La laurea deve avere il piano di studi idoneo per l’insegnamento, cioè contenere tutti i CFU utili per accedere alle classi di concorso richieste. Classi di concorso, il nuovo Regolamento. Tutto quello che c’è da sapere

Ulteriore requisito: i 24 CFU

Oltre alla laurea, altro requisito di accesso sono i 24 CFU in discipline

antropo – psico – pedagogiche ed in metodologie e tecnologie didattiche. (N.B. il conseguimento dei 24 CFU non dispenda dai CFU evenutalmente mancanti nel piano di studi, che vanno integrati).

Come acquisire i 24 CFU

Centomila laureati sono già in possesso dei 24 CFU, ma chi non ne è ancora in possesso può rivolgersi alle Università che stanno organizzando o organizzeranno appositi percorsi formativi.
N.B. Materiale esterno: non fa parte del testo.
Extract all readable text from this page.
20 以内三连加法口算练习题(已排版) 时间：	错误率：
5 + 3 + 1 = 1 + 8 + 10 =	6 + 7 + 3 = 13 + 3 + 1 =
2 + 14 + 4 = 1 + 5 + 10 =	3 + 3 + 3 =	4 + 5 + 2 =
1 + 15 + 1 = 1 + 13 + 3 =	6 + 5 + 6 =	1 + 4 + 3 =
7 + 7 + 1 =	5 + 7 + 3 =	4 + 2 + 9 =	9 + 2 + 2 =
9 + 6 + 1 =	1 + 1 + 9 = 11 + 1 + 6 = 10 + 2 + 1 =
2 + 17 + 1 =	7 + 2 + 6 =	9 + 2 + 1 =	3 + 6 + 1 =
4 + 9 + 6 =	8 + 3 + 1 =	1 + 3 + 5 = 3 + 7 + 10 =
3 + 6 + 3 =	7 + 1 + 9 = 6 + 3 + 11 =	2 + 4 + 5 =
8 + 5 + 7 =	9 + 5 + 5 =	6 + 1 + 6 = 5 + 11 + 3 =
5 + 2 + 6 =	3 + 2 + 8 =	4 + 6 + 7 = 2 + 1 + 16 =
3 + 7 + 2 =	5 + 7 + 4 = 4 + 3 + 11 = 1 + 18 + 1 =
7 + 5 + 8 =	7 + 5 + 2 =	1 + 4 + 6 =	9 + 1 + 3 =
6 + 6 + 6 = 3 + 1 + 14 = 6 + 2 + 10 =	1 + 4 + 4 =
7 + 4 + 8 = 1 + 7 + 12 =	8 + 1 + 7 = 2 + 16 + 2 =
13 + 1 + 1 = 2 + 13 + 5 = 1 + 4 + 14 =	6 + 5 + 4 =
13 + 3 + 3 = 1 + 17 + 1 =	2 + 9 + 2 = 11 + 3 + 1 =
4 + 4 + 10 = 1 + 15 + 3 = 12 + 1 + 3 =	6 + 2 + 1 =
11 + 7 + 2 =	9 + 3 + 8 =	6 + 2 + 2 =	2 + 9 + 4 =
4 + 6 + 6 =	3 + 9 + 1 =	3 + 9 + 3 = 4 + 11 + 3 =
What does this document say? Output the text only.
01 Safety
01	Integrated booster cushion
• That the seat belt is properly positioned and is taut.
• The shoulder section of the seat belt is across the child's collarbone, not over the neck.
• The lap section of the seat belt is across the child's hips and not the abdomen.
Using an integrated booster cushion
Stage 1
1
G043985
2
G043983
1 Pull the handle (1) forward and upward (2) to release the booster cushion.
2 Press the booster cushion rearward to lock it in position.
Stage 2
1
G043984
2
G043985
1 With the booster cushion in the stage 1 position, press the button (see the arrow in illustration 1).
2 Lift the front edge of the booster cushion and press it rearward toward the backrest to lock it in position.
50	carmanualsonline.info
Bisogna anche capire se sarà possibile ottenere dei CFU dalla valutazione della propria laurea o da percorsi aggiuntivi.

La normativa che regola i 24 CFU è il

decreto del 10 agosto 2017, n. 616.

Ricordiamo che il Miur durante il Ministero guidato da Valeria Fedeli ha calmierato il prezzo massimo che le università statali possono richiedere ai corsisti, ponendolo a 500 euro, da ridurre in proporzione al reddito e al numero di crediti da conseguire.

Modalità. I 24 CFU potranno essere acquisiti in forma curricolare, aggiuntiva o extra curricolare.

I crediti potranno essere acquisiti esclusivamente presso enti interni al sistema universitario o dell’Alta formazione artistica, musicale e coreutica.

Si potranno acquisire per modalità telematica un massimo di 12 crediti. Potranno essere riconosciuti anche i crediti conseguiti nell’ambito di Master, Dottorati di ricerca, Scuole di specializzazione.

Sei crediti, inoltre, vanno acquisiti in almeno tre di questi ambiti disciplinari:

1) pedagogia, pedagogia speciale e didattica dell’inclusione;

2) psicologia:

3) antropologia;

4) metodologie e tecnologie didattiche.

Lo speciale di Orizzontescuola

N.B. tali novità sono presenti nel testo della Legge di Bilancio 2019, non ancora approvata in via defnitiva, per cui potrebbero esserci delle modifiche.